Compared to the many existing multi-trait methods,1–5 MTAG has a unique combination of four features that make it potentially useful in many settings. First, it can be applied to GWAS summary statistics (without access to individual-level data) from an arbitrary number of traits. Second, the summary statistics need not come from independent discovery samples: MTAG uses bivariate linkage disequilibrium (LD) score regression6 to account for (possibly unknown) sample overlap between the GWAS results for different traits. Third, MTAG generates trait-specific effect estimates for each single-nucleotide polymorphism (SNP). Finally, even when applied to many traits, MTAG is computationally quick because every step has a closed-form solution.
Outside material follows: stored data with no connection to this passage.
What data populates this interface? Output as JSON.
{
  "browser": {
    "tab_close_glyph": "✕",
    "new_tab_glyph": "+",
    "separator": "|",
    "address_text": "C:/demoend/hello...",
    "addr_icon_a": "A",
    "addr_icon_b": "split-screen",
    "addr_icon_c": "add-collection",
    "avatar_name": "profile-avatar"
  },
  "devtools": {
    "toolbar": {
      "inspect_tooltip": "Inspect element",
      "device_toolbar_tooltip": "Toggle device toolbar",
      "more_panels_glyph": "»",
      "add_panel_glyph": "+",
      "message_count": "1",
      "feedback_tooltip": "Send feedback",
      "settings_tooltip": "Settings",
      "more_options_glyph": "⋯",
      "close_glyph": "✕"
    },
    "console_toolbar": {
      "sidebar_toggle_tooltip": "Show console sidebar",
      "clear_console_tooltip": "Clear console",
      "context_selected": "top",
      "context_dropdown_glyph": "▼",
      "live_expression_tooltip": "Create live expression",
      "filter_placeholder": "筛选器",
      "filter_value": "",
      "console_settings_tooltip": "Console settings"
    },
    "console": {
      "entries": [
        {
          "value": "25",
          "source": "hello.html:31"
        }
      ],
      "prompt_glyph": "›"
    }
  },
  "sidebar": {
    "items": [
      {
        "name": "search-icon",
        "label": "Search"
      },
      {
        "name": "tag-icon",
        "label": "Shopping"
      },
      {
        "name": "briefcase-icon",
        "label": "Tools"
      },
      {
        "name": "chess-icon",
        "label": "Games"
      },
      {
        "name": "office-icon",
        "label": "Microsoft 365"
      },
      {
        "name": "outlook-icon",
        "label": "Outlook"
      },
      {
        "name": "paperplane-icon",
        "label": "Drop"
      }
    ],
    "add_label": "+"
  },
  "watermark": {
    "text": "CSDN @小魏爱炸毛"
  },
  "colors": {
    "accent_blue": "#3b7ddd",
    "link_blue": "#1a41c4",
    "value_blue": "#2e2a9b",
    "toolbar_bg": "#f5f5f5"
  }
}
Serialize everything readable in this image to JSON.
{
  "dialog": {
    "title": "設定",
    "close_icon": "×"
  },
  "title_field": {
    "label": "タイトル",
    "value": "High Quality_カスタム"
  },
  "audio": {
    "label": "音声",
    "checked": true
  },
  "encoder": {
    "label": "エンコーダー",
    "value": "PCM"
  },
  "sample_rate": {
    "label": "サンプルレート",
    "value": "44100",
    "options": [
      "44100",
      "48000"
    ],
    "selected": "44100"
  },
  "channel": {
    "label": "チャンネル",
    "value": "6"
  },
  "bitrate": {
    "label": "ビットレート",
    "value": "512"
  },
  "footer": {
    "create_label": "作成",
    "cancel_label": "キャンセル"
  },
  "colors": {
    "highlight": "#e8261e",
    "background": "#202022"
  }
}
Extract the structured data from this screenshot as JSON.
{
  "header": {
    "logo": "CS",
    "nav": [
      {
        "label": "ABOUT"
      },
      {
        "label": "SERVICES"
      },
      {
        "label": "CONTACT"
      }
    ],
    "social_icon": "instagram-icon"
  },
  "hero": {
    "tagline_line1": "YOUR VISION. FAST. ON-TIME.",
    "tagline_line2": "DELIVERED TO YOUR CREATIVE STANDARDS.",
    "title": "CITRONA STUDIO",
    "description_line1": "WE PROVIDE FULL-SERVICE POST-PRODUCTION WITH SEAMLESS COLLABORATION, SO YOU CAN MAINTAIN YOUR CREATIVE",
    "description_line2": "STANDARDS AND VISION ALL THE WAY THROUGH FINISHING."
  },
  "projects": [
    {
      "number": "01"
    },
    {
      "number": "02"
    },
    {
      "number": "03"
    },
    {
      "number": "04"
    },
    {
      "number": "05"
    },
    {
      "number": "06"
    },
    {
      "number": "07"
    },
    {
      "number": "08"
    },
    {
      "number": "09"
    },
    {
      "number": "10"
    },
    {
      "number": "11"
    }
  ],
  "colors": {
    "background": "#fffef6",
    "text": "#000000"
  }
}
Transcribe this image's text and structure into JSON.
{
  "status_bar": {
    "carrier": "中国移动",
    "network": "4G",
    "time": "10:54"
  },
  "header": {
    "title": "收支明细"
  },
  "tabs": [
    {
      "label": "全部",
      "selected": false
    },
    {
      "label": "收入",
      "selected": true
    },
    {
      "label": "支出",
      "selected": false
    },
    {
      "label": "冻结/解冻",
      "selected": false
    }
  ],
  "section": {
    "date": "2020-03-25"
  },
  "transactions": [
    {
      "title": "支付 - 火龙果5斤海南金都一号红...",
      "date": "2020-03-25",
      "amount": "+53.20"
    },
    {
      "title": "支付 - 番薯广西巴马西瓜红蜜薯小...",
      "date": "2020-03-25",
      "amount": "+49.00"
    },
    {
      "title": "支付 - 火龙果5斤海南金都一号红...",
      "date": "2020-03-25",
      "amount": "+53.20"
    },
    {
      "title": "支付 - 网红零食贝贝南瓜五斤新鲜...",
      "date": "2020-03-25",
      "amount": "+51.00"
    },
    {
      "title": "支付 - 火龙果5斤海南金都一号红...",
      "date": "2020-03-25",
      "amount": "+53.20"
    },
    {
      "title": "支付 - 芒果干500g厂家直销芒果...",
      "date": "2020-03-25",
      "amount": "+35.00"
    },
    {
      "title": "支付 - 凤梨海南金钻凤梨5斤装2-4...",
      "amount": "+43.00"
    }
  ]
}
The MTAG estimator is a generalization of inverse-variance-weighted meta-analysis that takes summary statistics from single-trait GWASs and outputs trait-specific association statistics. The resulting P values can be used like P values from a single-trait GWAS, e.g., to prioritize SNPs for subsequent analyses such as biological annotation or to construct polygenic scores.
The key assumption of MTAG is that all SNPs share the same variance-covariance matrix of effect sizes across traits. This assumption is strong and is violated in many circumstances, most intuitively in scenarios where some SNPs influence only a subset of the traits. Even if this assumption is not satisfied, however, we show analytically that MTAG is a consistent estimator and that its effect estimates always have a lower genome-wide mean squared error than the corresponding single-trait GWAS estimates. Hence, polygenic scores constructed from MTAG results are expected to outperform GWAS-based predictors very generally.
The main potential problem arises for SNPs that are truly null for one trait but non-null for another trait. For such SNPs, MTAG’s effect-size estimates for the first trait are biased away from zero, leading to an increased rate of false positives (and inflated type I error rate). We derive an analytic formula for the resulting false discovery rate (FDR), given any specified mixture-normal distribution of effect sizes (including multivariate spike-and-slab distributions), and we illustrate how the formula can be used to probe the credibility of MTAG-identified loci.
To demonstrate the utility of MTAG empirically, we analyze three traits: depressive symptoms (DEP, Neff = 354,862), neuroticism (NEUR, N = 168,105), and subjective well-being (SWB, N = 388,538). Prior GWASs of each of these traits have identified only a handful of loci.7–11 Because of the high genetic correlations between the three traits—in our data, roughly 0.7 in absolute value between each pair—some papers have conducted cross-trait analyses to replicate findings for one of the traits11 or joint meta-analysis to identify new loci.5 We apply MTAG to these traits because we expected the gains in power would be substantial, violations of MTAG’s assumptions would be limited, and the substantive results would be of interest.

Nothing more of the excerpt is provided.